Within three years of becoming the Latin/crusader overlord of Cyprus, Aimery had established peace on the island, set up a Latin ecclesiastical hierarchy alongside the Orthodox one (evidently following the model in the earlier crusader states that allowed the inhabitants to follow their own faith but giving the Latin clergy valuable properties), and raised Cyprus to the status of a kingdom. Thus while Guy de Lusignan was “Lord of Cyprus,” Aimery was “King of Cyprus.” He obtained the dignity of kingship by offering to do homage for Cyprus to the Holy Roman Emperor. This was to cause trouble for his successors and lead to a bloody civil war a generation later, but Cyprus remained a Kingdom for nearly 300 years — ruled by the direct descendants of Aimery de Lusignan
Nor was that the end of his astonishing life. In 1197, his first wife, Eschiva d’Ibelin died having given him six children, three of whom had lived to adulthood. The eldest son of this marriage, Hugh, was now his heir apparent and would in due time inherit the King of Cyprus. When Henry of Champagne died in the same year, however, Aimery was selected as her fourth husband, allegedly with the “almost unanimous” support of the barons and bishops of the rump-state of Jerusalem.
Aimery promptly used his Cypriot resources to help strengthen his new kingdom. In the same year that he assumed the crown of the kingdom his brother had squandered, he recaptured the key coastal city of Beirut from Saracen control with the support of German crusaders as well as his Cypriot forces. The following year, he concluded a five year truce with the Saracens that gave the kingdom much needed breathing space to retrench and consolidate itself. It was also the year in which he named Balian d’Ibelin’s son John to his old position of Constable of Jerusalem — an exceptional mark of favor for a young man not yet 20 and one presumes more a gesture of gratitude to his father than a mark of confidence in one so young. (John was later to swap the constableship for the lordship of Beirut.)
In 1204, with the Fourth Crusade diverted to Constantinople, Aimery concluded a new truce with a six year duration. This gave his kingdom the peace it needed for economic recovery, but he did not live long enough to enjoy it.

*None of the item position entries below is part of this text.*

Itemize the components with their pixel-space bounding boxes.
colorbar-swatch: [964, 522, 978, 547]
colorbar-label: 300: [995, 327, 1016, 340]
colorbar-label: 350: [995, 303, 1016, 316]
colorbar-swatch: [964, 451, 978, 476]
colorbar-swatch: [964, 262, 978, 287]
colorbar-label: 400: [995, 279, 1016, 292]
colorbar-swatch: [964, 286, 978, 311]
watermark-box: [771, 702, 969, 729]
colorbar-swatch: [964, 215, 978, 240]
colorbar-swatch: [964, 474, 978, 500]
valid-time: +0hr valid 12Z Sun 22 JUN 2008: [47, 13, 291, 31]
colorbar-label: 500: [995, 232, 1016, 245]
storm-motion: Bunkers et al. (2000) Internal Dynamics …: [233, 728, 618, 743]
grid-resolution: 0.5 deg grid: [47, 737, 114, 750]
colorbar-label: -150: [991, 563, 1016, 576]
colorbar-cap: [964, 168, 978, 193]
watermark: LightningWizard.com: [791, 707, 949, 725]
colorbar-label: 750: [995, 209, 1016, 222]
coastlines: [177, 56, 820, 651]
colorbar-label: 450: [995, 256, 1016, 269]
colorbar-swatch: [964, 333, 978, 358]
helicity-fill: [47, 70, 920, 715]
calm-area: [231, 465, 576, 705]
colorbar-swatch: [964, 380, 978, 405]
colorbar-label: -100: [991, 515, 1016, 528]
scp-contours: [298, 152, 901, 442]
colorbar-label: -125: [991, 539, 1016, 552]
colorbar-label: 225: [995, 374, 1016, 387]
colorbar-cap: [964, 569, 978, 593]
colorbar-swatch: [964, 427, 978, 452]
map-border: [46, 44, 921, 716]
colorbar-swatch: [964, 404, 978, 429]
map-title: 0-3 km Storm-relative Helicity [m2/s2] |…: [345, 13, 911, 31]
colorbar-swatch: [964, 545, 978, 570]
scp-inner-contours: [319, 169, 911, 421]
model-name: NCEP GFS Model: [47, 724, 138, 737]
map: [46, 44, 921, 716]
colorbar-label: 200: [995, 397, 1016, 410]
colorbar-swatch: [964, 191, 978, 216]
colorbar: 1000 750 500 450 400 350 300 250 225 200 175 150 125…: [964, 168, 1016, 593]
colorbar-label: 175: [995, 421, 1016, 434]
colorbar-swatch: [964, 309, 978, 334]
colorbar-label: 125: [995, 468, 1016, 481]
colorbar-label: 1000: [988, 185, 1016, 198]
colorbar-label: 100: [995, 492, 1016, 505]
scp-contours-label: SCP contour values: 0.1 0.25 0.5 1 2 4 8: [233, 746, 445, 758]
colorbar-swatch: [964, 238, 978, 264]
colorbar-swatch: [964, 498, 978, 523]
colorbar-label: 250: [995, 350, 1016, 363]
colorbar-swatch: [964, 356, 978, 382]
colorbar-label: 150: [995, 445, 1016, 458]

In February 1205, his son by Queen Isabella — the only son she ever had — died, and Aimery followed him to the grave within two months, Isabella shortly afterwards. The crown of Cyprus passed to his son Hugh, and the crown of Jerusalem to Isabella’s oldest surviving child, her daughter Maria of Montferrat.
Aimery de Lusignan was King of Cyprus for eleven years and King of Jerusalem for eight — twice as long as his brother Guy had been. To both kingdoms he had brought stability and peace. His reign was looked back upon by subsequent generations as one of justice and prosperity — in both kingdoms.
Guy de Lusignan is rightly remembered as the king who lost the Kingdom of Jerusalem by his incompetent leadership in 1186-1187. He has accordingly received considerable attention in both serious histories of the crusader kingdoms and fictional treatments of the period. But Guy was not the only Lusignan to make his fortune in the Holy Land. On the contrary, he was following in the footsteps of his older brother Aimery, and it was Aimery, not the feckless Guy, who founded a dynasty.